Delhi has some of the best malls in India, which house all the Asian and Western brands you could possibly need. But if you’re looking for local produce, head to Dilli Hat – the local government’s attempt to recreate a village market place. It might seem a bit staged, but it’s undeniably convenient to have traditional arts and crafts from all over the country on sale at these regionally themed stalls. Domestic tourists love this place for its wide range of goods, including silverware, silks and spices, as well as the food hall.

Khan Market is a historically renowned shopping mall and home to Bahrisons Booksellers, one of the best bookstores in Delhi. It’s a small, compact mall, full of shops selling useful everyday items, so much less touristy – plus it’s full of restaurants.

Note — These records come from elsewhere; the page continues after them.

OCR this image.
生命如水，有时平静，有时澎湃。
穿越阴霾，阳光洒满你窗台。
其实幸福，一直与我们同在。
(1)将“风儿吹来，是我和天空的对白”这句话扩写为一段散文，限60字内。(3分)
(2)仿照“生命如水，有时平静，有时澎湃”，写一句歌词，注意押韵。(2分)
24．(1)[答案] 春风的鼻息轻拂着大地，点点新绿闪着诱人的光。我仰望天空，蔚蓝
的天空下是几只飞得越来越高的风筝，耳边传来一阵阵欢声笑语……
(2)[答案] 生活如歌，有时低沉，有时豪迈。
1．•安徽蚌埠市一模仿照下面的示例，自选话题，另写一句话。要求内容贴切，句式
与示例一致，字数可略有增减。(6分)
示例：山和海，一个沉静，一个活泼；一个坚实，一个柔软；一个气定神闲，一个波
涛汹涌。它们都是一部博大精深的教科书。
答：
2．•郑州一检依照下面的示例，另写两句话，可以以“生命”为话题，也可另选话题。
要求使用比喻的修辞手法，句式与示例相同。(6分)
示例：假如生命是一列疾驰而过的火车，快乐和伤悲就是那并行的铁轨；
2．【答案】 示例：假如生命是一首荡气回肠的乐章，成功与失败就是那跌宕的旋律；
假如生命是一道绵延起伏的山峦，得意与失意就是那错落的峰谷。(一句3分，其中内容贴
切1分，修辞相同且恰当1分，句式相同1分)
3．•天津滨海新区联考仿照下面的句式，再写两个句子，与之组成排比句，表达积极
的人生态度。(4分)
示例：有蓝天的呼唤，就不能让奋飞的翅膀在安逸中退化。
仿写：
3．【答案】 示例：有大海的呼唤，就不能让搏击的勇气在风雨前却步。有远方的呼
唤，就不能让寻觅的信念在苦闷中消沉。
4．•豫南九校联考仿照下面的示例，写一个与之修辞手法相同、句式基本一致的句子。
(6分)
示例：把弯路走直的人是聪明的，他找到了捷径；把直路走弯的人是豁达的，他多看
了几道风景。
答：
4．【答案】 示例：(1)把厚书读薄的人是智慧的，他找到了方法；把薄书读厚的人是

The best antique shops are nestled around New Delhi, with the Janpath district being a particularly good street for nostalgic and spiritual rarities. Plus, the Chandni Chowk area in Old Delhi is technically one big, sprawling market, with designated lanes for woodwork, electrical appliances, textiles, and even wedding dresses. Even if you’re not buying, it’s fun to walk around and take it all in.

Architectural highlight

With a crowded field, this one is almost impossible to narrow down – but Agrasen Ki Baoli, the 10th century step well, is a real wonder. It is tucked away in a quiet lane in New Delhi and can be visited for free.

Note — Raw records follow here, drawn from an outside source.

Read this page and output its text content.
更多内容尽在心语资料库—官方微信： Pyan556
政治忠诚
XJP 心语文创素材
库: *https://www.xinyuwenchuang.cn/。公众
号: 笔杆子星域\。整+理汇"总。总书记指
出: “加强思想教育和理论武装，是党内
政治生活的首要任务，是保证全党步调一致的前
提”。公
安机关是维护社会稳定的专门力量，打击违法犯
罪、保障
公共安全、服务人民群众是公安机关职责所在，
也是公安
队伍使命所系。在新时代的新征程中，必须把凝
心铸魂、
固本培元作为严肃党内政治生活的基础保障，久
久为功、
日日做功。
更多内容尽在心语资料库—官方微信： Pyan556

(Getty Images/iStockphoto)

Nuts and bolts

What currency do I need?

Indian rupees.

What language do they speak?

Hindi, Urdu and English, among others.

Should I tip?

Yes; 10 percent.

What is the time difference?

It is 4.5 or 5.5 hours ahead of the UK, depending on GMT or BST.

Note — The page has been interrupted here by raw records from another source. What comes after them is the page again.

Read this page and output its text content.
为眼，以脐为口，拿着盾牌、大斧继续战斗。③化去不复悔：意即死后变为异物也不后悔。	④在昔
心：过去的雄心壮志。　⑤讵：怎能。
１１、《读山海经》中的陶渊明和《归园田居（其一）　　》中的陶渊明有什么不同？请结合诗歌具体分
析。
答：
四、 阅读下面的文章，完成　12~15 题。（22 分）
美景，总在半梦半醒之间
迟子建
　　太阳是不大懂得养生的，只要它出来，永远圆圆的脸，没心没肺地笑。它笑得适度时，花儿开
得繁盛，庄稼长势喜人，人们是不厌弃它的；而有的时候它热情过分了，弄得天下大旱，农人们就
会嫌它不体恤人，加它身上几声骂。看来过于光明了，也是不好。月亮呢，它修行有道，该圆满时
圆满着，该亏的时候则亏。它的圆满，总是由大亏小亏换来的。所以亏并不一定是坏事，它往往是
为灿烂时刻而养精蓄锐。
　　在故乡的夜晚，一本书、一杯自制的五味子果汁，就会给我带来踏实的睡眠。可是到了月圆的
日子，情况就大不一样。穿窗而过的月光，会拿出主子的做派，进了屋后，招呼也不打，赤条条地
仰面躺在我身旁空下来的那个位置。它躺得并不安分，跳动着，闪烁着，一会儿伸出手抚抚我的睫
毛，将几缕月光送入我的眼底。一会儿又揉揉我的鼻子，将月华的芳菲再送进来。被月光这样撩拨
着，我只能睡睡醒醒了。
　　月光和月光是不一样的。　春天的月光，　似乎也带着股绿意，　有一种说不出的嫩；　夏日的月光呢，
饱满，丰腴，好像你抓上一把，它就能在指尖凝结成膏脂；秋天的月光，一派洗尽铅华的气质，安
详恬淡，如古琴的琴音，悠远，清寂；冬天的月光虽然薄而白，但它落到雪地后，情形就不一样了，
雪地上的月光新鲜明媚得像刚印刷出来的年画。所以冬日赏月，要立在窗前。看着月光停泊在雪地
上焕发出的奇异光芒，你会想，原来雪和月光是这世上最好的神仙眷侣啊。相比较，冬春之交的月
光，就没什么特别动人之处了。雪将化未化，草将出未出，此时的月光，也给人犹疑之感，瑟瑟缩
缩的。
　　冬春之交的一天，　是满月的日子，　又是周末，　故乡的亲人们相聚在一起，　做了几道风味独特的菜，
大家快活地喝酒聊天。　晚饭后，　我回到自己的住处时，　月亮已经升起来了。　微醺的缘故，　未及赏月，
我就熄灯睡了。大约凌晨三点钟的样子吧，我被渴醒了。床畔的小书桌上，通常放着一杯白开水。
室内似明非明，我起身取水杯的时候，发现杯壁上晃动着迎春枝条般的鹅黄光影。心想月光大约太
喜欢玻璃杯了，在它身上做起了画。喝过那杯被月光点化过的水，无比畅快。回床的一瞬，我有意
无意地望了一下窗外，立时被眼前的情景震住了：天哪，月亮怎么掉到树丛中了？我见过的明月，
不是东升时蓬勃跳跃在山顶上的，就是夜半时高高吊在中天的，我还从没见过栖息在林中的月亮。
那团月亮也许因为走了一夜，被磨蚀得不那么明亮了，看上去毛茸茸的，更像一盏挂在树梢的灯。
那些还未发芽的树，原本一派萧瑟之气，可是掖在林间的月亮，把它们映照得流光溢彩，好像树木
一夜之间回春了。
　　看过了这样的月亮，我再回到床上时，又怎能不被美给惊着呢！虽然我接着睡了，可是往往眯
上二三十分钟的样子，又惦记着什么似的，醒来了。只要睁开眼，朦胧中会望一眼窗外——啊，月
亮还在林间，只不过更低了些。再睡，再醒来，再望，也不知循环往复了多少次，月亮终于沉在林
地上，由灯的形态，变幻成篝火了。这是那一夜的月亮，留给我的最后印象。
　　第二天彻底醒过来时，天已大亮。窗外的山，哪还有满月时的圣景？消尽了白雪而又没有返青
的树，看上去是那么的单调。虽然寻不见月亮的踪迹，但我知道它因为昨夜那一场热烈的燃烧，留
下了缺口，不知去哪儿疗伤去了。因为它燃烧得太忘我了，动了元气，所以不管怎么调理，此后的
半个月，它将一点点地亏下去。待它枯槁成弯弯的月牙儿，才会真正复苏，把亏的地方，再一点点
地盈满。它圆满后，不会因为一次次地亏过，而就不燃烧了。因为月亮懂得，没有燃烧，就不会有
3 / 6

What is the average flight time from the UK?

Eight hours live.

How should I get around?

The city’s metro system is good and surprisingly cheap, but for a more panoramic view of the city, use Uber to flag you down in tuk tuks and zip off into the fresh air.

What is the best view?

Head to the top of the minaret of India’s largest mosque, the Jama Masjid in Old Delhi. Entry is free but it’s £2 to take pictures – well worth it as the views from Chandi Chowk below are awe-inspiring.

Insider tip?

Dress appropriately for sightseeing (no shorts, vests, or sleeveless t-shirts) and wear shoes that are easy to slip on and off, so your attire doesn’t prevent you from entering temples and other religious buildings.

Getting There

Try to fly less?

In times without conflict and without Covid, it was possible to take the train from the UK to South Asia – but this involves going via Russia (which the Foreign Office advises against all travel) for the Trans-Siberian railway to China (not currently open to the British). To enter France by train, you can travel by freighter from Le Havre in France to Singapore and then take the train to Bangkok (via Kuala Lumpur and Penang in Malaysia), but getting between Bangkok and Delhi requires more than two days drive.

Good with flying?

Virgin Atlantic, British Airways and Air India all fly direct from the UK to Delhi.